Enzo sat back, breathing heavily. The mud was caked onto his hands. Beyond the pond, the routine of the park was continuing. The boys were still playing football. Dogs chased the cyclists. A kite of red silk throbbed in the sky. Enzo watched it, thinking how good it would have been if he’d been able to open his eyes to this afterwards, how it would have been almost perfect. It had become his place now, this park, he ruled it like a kingdom. It didn’t matter that it wasn’t this park where it had happened, that first time.

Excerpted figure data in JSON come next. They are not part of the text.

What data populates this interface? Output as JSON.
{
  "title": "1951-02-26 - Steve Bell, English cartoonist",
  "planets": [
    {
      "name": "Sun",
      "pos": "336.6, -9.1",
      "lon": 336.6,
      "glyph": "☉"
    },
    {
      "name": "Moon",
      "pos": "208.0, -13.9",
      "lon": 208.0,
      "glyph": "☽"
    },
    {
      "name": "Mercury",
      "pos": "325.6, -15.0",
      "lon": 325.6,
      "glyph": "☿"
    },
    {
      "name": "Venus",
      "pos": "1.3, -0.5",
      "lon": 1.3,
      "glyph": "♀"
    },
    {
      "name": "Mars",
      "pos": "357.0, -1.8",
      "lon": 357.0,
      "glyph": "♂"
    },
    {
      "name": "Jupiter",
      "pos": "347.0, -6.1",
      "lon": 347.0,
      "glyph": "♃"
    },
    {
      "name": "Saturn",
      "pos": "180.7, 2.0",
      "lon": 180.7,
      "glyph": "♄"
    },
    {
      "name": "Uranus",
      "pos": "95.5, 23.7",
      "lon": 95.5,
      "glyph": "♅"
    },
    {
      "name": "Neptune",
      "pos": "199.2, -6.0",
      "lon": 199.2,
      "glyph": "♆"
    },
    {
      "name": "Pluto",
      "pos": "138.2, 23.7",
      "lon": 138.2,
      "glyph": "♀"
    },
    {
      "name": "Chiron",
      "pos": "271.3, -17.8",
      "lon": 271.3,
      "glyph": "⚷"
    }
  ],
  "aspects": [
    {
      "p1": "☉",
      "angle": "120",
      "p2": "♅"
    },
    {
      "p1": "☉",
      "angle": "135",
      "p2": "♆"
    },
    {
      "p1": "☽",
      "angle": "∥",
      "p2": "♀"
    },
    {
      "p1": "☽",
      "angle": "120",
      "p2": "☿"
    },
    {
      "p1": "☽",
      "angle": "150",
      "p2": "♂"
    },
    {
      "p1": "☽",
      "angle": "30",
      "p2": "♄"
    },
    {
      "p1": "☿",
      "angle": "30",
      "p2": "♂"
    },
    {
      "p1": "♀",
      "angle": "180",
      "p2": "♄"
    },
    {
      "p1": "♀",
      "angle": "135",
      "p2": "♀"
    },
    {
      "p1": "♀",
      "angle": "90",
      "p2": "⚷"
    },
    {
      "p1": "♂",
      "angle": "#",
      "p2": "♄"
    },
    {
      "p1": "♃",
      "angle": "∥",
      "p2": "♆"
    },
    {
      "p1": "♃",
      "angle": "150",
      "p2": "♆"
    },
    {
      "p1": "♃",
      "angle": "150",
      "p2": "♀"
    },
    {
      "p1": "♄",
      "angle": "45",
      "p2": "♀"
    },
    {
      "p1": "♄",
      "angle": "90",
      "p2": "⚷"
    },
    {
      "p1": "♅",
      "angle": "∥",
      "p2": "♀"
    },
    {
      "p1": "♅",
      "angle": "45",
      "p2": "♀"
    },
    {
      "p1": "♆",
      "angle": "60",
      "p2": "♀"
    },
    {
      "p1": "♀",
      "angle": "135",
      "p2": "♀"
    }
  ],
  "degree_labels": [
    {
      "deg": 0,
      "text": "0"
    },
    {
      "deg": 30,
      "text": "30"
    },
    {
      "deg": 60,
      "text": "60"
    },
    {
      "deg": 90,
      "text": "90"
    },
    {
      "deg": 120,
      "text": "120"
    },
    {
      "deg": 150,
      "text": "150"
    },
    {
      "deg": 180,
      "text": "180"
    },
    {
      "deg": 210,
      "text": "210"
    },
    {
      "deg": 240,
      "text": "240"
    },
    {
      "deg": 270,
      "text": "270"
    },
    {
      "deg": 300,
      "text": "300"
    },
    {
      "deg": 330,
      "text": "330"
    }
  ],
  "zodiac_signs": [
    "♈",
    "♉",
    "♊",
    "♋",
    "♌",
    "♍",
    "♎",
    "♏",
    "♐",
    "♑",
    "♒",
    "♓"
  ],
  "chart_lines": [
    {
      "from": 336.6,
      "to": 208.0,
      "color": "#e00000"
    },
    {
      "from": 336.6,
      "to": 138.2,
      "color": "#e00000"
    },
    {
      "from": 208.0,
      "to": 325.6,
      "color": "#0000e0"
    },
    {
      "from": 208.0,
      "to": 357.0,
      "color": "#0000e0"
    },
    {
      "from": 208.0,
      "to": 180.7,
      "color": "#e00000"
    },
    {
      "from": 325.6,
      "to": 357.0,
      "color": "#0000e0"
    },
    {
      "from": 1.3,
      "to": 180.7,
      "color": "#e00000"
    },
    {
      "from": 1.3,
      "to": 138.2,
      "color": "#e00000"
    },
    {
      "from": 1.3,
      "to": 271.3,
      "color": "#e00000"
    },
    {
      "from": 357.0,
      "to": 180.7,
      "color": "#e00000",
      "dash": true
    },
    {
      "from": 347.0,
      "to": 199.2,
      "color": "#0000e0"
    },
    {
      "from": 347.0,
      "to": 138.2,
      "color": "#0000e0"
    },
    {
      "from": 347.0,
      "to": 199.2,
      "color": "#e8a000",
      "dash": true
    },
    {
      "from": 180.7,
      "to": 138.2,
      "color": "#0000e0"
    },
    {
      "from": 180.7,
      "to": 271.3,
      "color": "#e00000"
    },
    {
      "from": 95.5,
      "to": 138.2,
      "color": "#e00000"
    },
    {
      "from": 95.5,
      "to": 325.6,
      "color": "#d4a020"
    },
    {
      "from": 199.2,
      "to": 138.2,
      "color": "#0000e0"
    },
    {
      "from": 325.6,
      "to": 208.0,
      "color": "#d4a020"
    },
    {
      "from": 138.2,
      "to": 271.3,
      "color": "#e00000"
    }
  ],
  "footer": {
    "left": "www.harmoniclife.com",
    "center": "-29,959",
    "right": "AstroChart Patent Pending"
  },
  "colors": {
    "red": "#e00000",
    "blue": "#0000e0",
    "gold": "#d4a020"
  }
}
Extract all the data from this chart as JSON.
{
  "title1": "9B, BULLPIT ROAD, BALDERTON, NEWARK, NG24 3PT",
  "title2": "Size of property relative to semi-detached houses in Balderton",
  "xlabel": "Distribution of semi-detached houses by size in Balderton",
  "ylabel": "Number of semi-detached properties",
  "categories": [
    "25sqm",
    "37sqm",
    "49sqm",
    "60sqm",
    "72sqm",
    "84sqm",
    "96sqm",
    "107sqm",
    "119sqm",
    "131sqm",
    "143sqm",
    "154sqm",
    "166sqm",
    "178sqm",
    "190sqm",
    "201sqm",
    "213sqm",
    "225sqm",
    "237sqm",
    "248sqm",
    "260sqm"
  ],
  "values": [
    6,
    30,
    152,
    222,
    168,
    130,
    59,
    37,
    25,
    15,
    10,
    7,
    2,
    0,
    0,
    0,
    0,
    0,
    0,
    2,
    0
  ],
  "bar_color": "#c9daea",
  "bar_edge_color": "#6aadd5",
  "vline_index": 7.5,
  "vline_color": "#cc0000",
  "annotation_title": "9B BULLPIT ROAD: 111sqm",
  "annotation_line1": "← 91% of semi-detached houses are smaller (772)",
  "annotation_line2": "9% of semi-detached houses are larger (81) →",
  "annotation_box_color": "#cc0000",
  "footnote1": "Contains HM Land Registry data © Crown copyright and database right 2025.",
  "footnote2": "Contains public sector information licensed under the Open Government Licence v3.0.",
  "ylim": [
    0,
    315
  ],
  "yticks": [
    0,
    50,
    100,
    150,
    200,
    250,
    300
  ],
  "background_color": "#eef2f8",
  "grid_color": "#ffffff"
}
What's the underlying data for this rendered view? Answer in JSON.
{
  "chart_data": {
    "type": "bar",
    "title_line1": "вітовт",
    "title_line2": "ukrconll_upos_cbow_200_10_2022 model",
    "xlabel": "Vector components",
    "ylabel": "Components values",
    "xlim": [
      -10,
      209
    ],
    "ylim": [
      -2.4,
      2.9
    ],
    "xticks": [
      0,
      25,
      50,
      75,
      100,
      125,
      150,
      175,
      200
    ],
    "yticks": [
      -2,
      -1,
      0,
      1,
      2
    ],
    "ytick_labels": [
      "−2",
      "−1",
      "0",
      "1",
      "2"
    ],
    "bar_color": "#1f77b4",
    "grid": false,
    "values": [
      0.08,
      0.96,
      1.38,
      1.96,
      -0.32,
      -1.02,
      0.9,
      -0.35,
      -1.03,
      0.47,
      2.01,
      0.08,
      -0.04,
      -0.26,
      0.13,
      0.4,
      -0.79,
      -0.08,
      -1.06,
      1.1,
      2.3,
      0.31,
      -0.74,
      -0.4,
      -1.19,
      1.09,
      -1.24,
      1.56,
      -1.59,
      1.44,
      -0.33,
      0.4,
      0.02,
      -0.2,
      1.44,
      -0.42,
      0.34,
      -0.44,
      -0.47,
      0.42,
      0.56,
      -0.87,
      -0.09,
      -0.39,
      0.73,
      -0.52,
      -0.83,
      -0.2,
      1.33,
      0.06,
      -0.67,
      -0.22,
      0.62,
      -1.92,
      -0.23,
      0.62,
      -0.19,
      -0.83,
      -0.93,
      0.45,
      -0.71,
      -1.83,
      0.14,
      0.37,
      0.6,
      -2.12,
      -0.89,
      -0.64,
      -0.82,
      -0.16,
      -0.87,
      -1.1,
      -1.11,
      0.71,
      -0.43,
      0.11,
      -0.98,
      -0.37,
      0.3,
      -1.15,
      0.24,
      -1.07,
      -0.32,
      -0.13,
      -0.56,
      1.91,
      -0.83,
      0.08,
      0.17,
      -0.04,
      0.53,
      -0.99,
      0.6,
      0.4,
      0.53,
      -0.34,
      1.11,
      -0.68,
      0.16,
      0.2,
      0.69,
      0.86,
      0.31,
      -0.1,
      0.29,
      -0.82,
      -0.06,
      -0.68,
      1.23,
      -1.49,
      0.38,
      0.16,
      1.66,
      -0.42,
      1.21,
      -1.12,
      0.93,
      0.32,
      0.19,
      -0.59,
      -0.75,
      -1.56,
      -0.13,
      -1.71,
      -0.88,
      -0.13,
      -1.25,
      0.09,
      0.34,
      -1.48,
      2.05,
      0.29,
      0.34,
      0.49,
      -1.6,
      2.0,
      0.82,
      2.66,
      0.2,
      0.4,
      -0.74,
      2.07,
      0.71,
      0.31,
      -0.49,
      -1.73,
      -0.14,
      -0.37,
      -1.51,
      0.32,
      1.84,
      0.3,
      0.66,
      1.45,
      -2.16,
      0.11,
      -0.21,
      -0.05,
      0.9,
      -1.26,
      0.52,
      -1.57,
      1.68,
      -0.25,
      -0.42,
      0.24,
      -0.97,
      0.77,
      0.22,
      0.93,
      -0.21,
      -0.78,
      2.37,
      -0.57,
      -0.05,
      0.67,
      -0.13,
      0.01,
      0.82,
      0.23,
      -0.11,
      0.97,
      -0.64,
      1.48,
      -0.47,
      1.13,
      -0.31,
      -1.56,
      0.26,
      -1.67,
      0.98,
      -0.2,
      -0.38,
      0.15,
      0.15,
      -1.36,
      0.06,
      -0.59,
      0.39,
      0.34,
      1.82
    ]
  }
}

It didn’t matter that Enzo didn’t really know where he’d been, that it was all in pieces, all sharp and bright in his head, like the upturned broken bottles they cemented into the walls to stop the kids climbing over. It didn’t matter that Enzo didn’t really understand the ritual of it. All he knew was that he had to do this, and keep on doing it, because if he fed the land with the red and the white, then maybe he’d grow stronger and one day he would be the wolf.